Trapani,1980/2008. Cassarà fu dirigente della Mobile di Trapani dal 1980 al 1984, prima di finire ucciso a Palermo il 2 agosto del 1985, quando voleva mettere le mani sui patrimoni illeciti di mafia e imprenditori collusi. Oggi il tentativo di isolare chi lotta la mafia non è finito, prosegue, non si ferma mai, i «cattivi cittadini» sono pochi ma sono ovunque, ma rispetto a quegli anni ’80 le conoscenze di Ninni Cassarà, i suoi sospetti, grazie al lavoro di chi è a lui succeduto, Giorgio Collura, Rino Germanà, il commissario di Mazara oggi questore a Forlì, che Riina e Messina Denaro volevano uccidere in quell’estate del 1992, Antonio Malafarina fino a Giuseppe Linares, sono diventati certezze processuali, ci sono le condanne, i patrimoni e gli interessi mafiosi vengono aggrediti, ci sono le confische, i boss devono stare sommersi non solo per strategia ma anche per non farsi scoprire e vedere, i complici non sono del tutto ignoti.

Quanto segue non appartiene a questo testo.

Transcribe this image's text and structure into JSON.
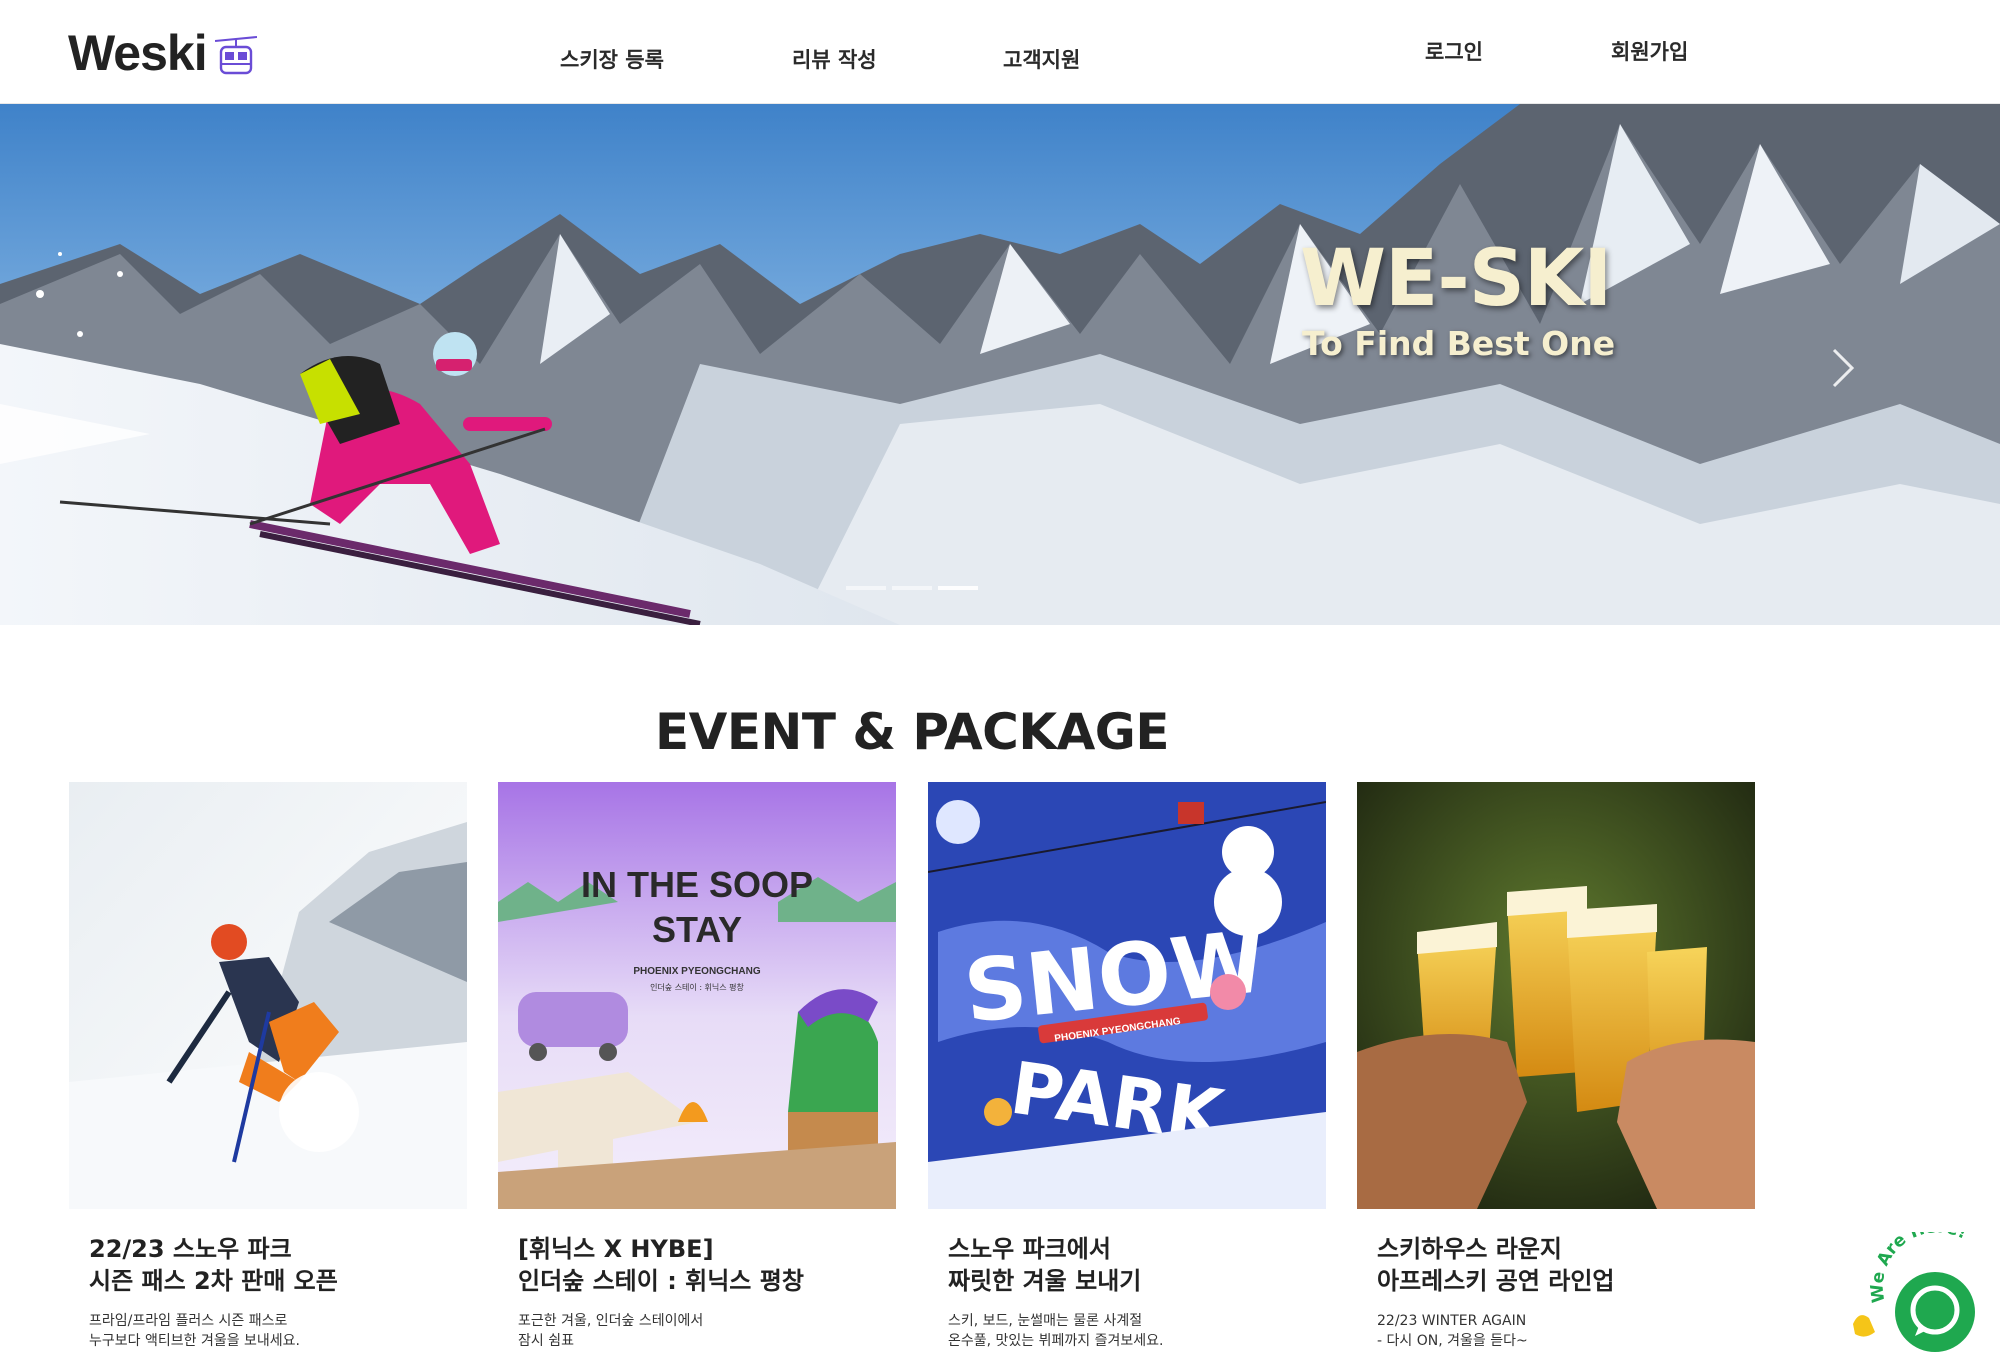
{
  "brand": {
    "name": "Weski",
    "logo_icon": "gondola-icon",
    "accent_color": "#6a4cd6"
  },
  "nav": {
    "items": [
      "스키장 등록",
      "리뷰 작성",
      "고객지원"
    ],
    "login": "로그인",
    "signup": "회원가입"
  },
  "hero": {
    "title": "WE-SKI",
    "subtitle": "To Find Best One",
    "next_icon": "chevron-right-icon",
    "slide_count": 3,
    "active_slide": 3
  },
  "events": {
    "title": "EVENT & PACKAGE",
    "cards": [
      {
        "title_line1": "22/23 스노우 파크",
        "title_line2": "시즌 패스 2차 판매 오픈",
        "desc_line1": "프라임/프라임 플러스 시즌 패스로",
        "desc_line2": "누구보다 액티브한 겨울을 보내세요."
      },
      {
        "title_line1": "[휘닉스 X HYBE]",
        "title_line2": "인더숲 스테이 : 휘닉스 평창",
        "desc_line1": "포근한 겨울, 인더숲 스테이에서",
        "desc_line2": "잠시 쉼표",
        "image_text_1": "IN THE SOOP",
        "image_text_2": "STAY",
        "image_text_3": "PHOENIX PYEONGCHANG",
        "image_text_4": "인더숲 스테이 : 휘닉스 평창"
      },
      {
        "title_line1": "스노우 파크에서",
        "title_line2": "짜릿한 겨울 보내기",
        "desc_line1": "스키, 보드, 눈썰매는 물론 사계절",
        "desc_line2": "온수풀, 맛있는 뷔페까지 즐겨보세요.",
        "image_text_1": "SNOW",
        "image_text_2": "PARK",
        "image_text_3": "PHOENIX PYEONGCHANG"
      },
      {
        "title_line1": "스키하우스 라운지",
        "title_line2": "아프레스키 공연 라인업",
        "desc_line1": "22/23 WINTER AGAIN",
        "desc_line2": "- 다시 ON, 겨울을 듣다~"
      }
    ]
  },
  "chat": {
    "label": "We Are Here!",
    "icon": "chat-bubble-icon",
    "color": "#1fa84f"
  }
}
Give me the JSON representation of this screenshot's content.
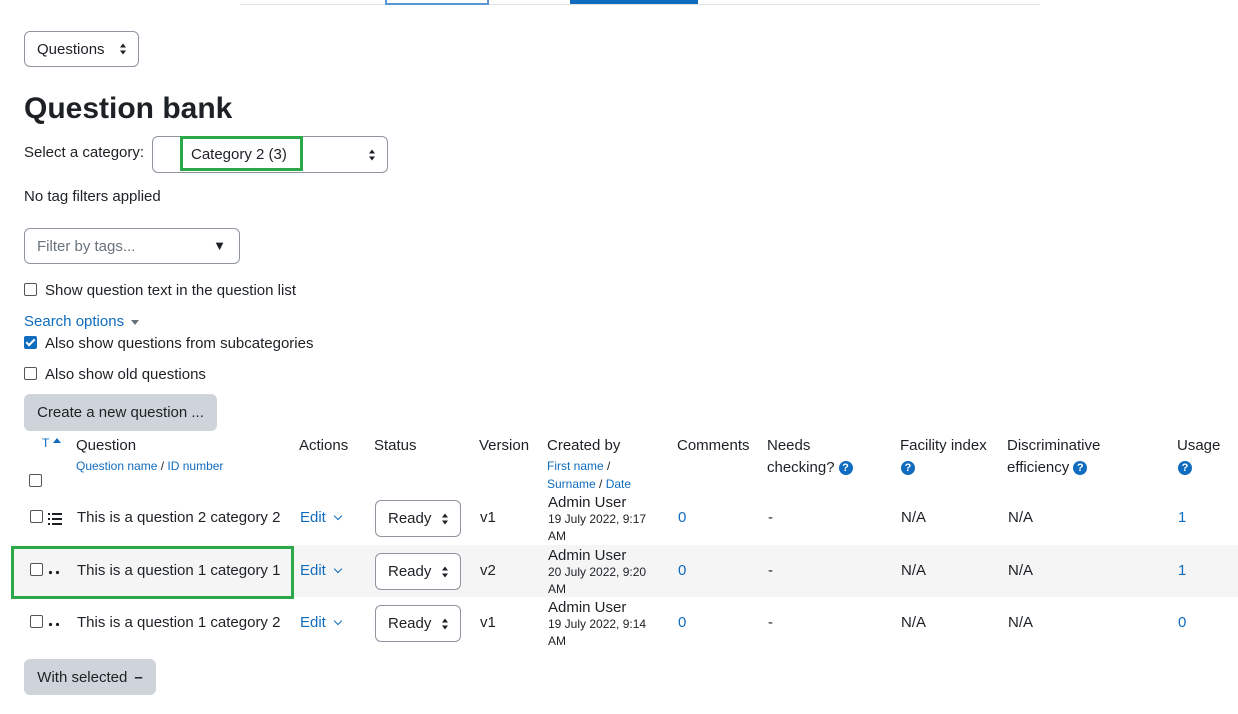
{
  "nav": {
    "select_value": "Questions"
  },
  "page_title": "Question bank",
  "category": {
    "label": "Select a category:",
    "value": "Category 2 (3)"
  },
  "tags": {
    "status": "No tag filters applied",
    "placeholder": "Filter by tags...",
    "arrow": "▼"
  },
  "show_text_label": "Show question text in the question list",
  "search_options_label": "Search options",
  "subcategories_label": "Also show questions from subcategories",
  "old_label": "Also show old questions",
  "create_button": "Create a new question ...",
  "table": {
    "sort_t": "T",
    "headers": {
      "question": "Question",
      "question_sub1": "Question name",
      "question_sep": " / ",
      "question_sub2": "ID number",
      "actions": "Actions",
      "status": "Status",
      "version": "Version",
      "created_by": "Created by",
      "created_sub1": "First name",
      "created_sep1": " /",
      "created_sub2": "Surname",
      "created_sep2": " / ",
      "created_sub3": "Date",
      "comments": "Comments",
      "needs1": "Needs",
      "needs2": "checking?",
      "facility": "Facility index",
      "disc1": "Discriminative",
      "disc2": "efficiency",
      "usage": "Usage",
      "help_glyph": "?"
    },
    "rows": [
      {
        "name": "This is a question 2 category 2",
        "icon": "multichoice-list-icon",
        "edit": "Edit",
        "status": "Ready",
        "version": "v1",
        "creator": "Admin User",
        "date1": "19 July 2022, 9:17",
        "date2": "AM",
        "comments": "0",
        "needs": "-",
        "facility": "N/A",
        "disc": "N/A",
        "usage": "1"
      },
      {
        "name": "This is a question 1 category 1",
        "icon": "short-answer-icon",
        "edit": "Edit",
        "status": "Ready",
        "version": "v2",
        "creator": "Admin User",
        "date1": "20 July 2022, 9:20",
        "date2": "AM",
        "comments": "0",
        "needs": "-",
        "facility": "N/A",
        "disc": "N/A",
        "usage": "1"
      },
      {
        "name": "This is a question 1 category 2",
        "icon": "short-answer-icon",
        "edit": "Edit",
        "status": "Ready",
        "version": "v1",
        "creator": "Admin User",
        "date1": "19 July 2022, 9:14",
        "date2": "AM",
        "comments": "0",
        "needs": "-",
        "facility": "N/A",
        "disc": "N/A",
        "usage": "0"
      }
    ]
  },
  "with_selected": "With selected",
  "with_selected_icon": "–",
  "colors": {
    "link": "#0f6cbf",
    "highlight": "#2aa84a",
    "button_bg": "#ced4da"
  }
}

Il 1985 fu un anno terribile per la Sicilia, disgraziato, la mafia «regnava» e uccideva.

 

A Castellammare era presente alla cerimonia per la duplice intestazione anche Carlo Palermo, non ebbe mai il tempo di venire qui quando era pm a Trapani, Cosa Nostra a 40 giorni dal suo arrivo a Palazzo di Giustizia cercò subito di ucciderlo, e fece la strage dilaniando Barbara Rizzo ed i suoi figlioletti. È toccato ancora agli «eredi» di Cassarà lavorare su quella strage, riaprire i facicoli, e portare i giudici ad emettere le condanne.  Nel 1985 due ignoti imprenditori qualche giorno prima di quella strage vennero fermati con una cartina stradale di Pizzolungo tra le mani, erano Vincenzo Virga e Francesco Genna, anni dopo si scoprirà grazie che quelli erano il capo mafia ed il suo vice del mandamento trapanese, che non erano in giro a provare l’auto, ma che con quella cartina stavano facendo un sopralluogo per intercettare il tragitto che seguiva solitamente l’auto del giudice.

 

Virga anche per questo è stato condannato all’ergastolo, e nel frattempo altri sospetti, stavolta quelli del giudice Palermo ai quali lui non ha avuto concesso molto tempo per meditarci su, sono diventate certezze processuali, la mafia ed i traffici di droga e di armi che passavano da questa provincia sono stati individuati, i soggetti che li gestivano sono stati condannati, sono cadute un paio di teste, e l’esistenza della mafia non è più negata. È già un risultato: sarà completo quando si otterrà anche il riconoscimento sull’esistenza dei «complici» di Cosa Nostra, quelli che non sono «punciuti» ma spesso sono più boss dei veri boss.